Towards Scalable Proteomics: Opportunistic SMC Samplers on HTCondor
Abstract
Quantitative proteomics plays a central role in uncovering regulatory mechanisms, identifying disease biomarkers, and guiding the development of precision therapies. These insights are often obtained through complex Bayesian models, whose inference procedures are computationally intensive, especially when applied at scale to biological datasets. This limits the accessibility of advanced modelling techniques needed to fully exploit proteomics data. Although Sequential Monte Carlo (SMC) methods offer a parallelisable alternative to traditional Markov Chain Monte Carlo, their high-performance implementations often rely on specialised hardware, increasing both financial and energy costs. We address these challenges by introducing an opportunistic computing framework for SMC samplers, tailored to the demands of large-scale proteomics inference.
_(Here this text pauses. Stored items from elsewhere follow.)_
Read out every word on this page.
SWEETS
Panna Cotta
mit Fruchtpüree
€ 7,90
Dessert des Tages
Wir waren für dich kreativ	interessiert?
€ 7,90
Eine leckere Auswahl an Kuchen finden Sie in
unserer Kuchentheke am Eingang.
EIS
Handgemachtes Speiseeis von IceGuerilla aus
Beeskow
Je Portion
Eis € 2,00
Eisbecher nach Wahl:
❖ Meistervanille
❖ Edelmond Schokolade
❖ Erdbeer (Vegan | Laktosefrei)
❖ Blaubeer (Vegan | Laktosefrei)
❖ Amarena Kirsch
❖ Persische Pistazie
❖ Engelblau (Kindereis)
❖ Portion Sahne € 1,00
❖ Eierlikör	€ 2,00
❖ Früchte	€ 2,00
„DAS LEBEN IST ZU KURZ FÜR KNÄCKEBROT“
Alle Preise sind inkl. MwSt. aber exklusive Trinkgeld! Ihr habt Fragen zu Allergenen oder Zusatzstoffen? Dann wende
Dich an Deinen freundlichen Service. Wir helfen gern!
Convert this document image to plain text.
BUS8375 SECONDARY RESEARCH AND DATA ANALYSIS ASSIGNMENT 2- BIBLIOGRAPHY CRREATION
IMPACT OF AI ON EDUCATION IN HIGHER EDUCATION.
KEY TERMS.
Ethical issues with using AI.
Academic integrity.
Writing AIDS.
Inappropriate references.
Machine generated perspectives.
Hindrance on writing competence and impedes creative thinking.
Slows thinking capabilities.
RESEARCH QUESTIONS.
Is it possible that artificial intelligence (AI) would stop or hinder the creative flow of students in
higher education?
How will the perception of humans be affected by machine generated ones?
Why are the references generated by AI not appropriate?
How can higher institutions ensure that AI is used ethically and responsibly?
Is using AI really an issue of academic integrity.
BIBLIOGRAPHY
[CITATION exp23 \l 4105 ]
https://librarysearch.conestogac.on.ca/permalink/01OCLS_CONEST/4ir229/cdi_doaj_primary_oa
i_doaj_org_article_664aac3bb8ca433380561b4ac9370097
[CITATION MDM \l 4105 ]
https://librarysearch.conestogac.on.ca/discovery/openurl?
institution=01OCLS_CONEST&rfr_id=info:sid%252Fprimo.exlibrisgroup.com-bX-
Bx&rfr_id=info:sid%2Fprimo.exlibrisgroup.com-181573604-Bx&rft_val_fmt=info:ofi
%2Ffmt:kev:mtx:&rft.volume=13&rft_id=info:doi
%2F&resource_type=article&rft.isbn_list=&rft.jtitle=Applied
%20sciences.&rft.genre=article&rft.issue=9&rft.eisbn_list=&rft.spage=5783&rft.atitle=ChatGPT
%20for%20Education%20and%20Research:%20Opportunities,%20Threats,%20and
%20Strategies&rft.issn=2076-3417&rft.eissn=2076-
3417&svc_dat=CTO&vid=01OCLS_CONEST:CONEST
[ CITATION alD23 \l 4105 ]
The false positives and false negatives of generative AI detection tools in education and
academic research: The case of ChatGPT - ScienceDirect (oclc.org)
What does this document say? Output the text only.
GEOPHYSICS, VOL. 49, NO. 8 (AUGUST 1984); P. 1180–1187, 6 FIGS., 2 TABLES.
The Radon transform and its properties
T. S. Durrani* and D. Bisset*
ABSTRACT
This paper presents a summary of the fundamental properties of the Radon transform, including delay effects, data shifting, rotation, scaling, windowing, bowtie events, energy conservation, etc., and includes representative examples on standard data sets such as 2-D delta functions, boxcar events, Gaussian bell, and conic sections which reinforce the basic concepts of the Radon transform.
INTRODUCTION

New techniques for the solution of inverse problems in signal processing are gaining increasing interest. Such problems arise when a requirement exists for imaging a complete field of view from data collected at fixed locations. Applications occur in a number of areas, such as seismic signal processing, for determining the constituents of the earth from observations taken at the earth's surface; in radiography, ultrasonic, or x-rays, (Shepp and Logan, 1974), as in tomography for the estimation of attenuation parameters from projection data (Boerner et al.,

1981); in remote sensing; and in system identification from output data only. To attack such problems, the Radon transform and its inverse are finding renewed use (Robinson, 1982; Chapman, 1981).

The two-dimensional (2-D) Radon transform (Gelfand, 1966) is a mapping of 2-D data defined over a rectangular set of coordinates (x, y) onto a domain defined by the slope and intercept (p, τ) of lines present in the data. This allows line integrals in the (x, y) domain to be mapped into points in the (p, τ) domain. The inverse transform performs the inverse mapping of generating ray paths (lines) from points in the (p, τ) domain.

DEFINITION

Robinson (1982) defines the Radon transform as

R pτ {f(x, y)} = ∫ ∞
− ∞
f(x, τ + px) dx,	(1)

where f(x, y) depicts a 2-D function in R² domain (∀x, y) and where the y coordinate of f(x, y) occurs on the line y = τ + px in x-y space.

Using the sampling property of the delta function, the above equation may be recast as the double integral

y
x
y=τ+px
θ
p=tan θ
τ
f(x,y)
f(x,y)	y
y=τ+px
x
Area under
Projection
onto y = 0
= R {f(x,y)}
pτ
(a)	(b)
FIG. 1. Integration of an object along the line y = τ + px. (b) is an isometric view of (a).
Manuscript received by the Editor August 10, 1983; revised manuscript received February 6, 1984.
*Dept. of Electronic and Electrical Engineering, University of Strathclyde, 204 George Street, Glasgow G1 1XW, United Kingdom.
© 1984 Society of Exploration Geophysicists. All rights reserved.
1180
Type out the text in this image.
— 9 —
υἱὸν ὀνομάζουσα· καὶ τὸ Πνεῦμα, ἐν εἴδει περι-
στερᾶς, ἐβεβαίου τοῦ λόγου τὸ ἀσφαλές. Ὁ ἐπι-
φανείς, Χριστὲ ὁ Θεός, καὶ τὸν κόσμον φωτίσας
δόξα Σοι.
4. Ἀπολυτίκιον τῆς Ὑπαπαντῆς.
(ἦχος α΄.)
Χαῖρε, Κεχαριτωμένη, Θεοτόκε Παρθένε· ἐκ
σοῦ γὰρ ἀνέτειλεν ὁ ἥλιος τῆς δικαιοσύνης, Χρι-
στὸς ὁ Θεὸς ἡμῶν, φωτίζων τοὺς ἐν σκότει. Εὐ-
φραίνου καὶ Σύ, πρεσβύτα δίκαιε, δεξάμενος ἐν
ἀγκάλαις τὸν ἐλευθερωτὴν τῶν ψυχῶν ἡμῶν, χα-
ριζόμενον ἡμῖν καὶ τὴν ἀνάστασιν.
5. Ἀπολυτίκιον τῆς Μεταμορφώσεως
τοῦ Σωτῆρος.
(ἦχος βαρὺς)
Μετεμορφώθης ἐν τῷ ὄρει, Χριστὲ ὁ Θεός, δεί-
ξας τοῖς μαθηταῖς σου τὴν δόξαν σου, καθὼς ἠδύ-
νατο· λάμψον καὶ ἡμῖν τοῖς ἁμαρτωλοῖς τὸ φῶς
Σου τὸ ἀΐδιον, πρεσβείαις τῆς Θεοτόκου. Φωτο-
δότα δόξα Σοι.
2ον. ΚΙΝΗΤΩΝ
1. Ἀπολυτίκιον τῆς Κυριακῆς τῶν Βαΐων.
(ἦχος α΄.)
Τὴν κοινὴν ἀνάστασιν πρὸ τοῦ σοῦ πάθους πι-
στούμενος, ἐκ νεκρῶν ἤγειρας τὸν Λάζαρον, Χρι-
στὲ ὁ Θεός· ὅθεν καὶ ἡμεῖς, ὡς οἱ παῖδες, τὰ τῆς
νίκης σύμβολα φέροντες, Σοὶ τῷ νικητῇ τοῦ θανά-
Our approach leverages idle compute resources at the University of Liverpool via HTCondor, enabling scalable Bayesian inference without dedicated high-performance computing infrastructure. Central to this framework is a novel Coordinator-Manager-Follower architecture that reduces synchronisation overhead and supports robust operation in heterogeneous, unreliable environments. We evaluate the framework on a realistic proteomics model and show that opportunistic SMC delivers accurate inference with weak scaling, increasing samples generated under a fixed time budget as more resources join. To support adoption, we release CondorSMC, an open-source package for deploying SMC samplers in opportunistic computing environments.